The forecast. Automated, multi-step injection chains become the default attack against deployed agents. The components exist: HPTSA for planning, InjecAgent-style techniques for the injection steps, APT-Agent-style rectification for adaptation, CAI-style speed for volume. The composition is an attacker that plans a zero-click chain, dispatches the steps to specialized crafters, refines on failure, and runs at scale. And LLM-driven evasion of detection models — SDD-B09 — becomes a standard attack, not a research curiosity. The rectification machinery applied to the detector's surface is the automated evasion engine.

[SLIDE 10 — The defense thesis as the response]

The adversary now has: hierarchical planning from HPTSA, multi-agent collaboration from VulnBot, adaptive rectification from APT-Agent, and scale from CAI. The defenses that hold against this adversary are the ones this course built.

B0 — the scope file and the provider-authorization gate. The legal and engineering control plane that bounds what the agent is permitted to do. The scope gate is deterministic; the adversary's planning cannot talk it out of a rule. B2 — defense-in-depth. No single layer suffices; every model-based layer has a residual; the composition bounds the residual. SDD-B05 — IronCurtain, the deterministic boundary. The layer with no evasion surface. The adversary's adaptive machinery finds nothing to adapt against, because there is no decision boundary to probe. SDD-B08 — NeMo Guardrails, externally evaluated. The rails run regardless of agent state; external enforcement stops DISABLE. The residual — EVADE — is bounded by the deterministic layers behind it. SDD-B09 — the detection model, measured. The detector catches the bulk of unsophisticated traffic; its out-of-distribution residual is measured, not assumed; and it is composed with deterministic layers that bound the worst case.

And the harness scope gate — the floor. Even when the chain succeeds, the disallowed action is blocked. This is the layer that makes the architecture hold. The adversary can plan, dispatch, rectify, and scale, and the final action is still gated by a rule the model cannot reach. The deterministic layers — the boundary and the scope gate — are what hold when every model-based layer's residual is exploited, because they have no evasion surface for the adversary's adaptive machinery to find.
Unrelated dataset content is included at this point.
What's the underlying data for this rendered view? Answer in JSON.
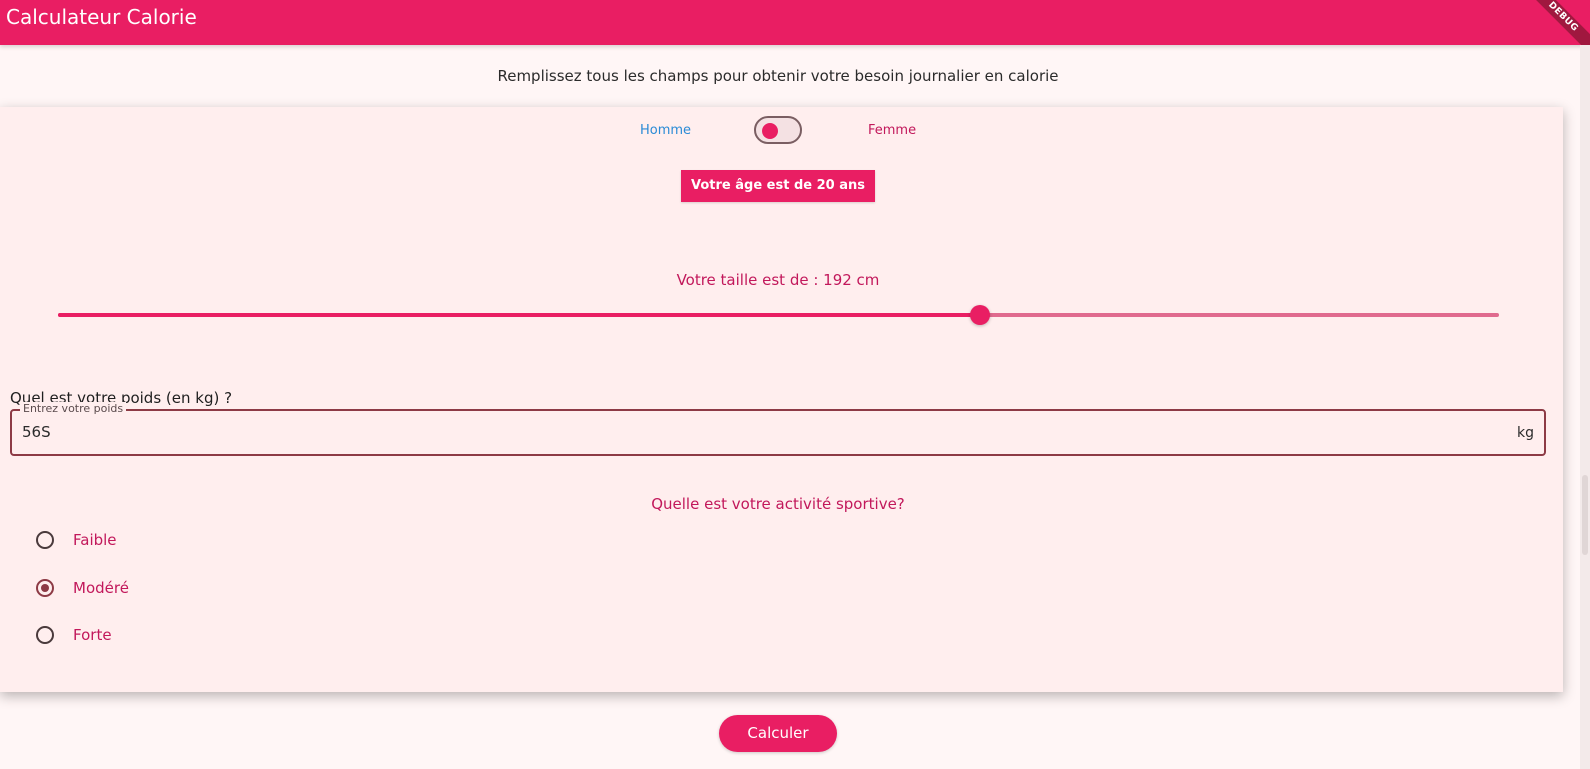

[SLIDE 11 — The course closes here]

This is where the course's offensive material closes. The offensive frontier is automating: hierarchical planning, multi-agent collaboration, adaptive rectification, and scale are now the adversary's toolkit. The defense is deterministic boundaries, composed with model-based layers whose residuals are measured, enforced externally, and floored by a scope gate the adversary cannot disable.

B0 built the legal control plane. B2 built the defense-in-depth thesis. SDD-B03 through B06 built the attack surface. SDD-B05 built the deterministic boundary. SDD-B08 and B09 built the guardrail and detector layers. This deep-dive closed the offensive material. The architecture that holds is the one this course built. The deep-dives are complete. Next is the Course 2B index. The reference deployments, the governance, and the measurement methodology are the deliverables you carry forward. Let's close it out.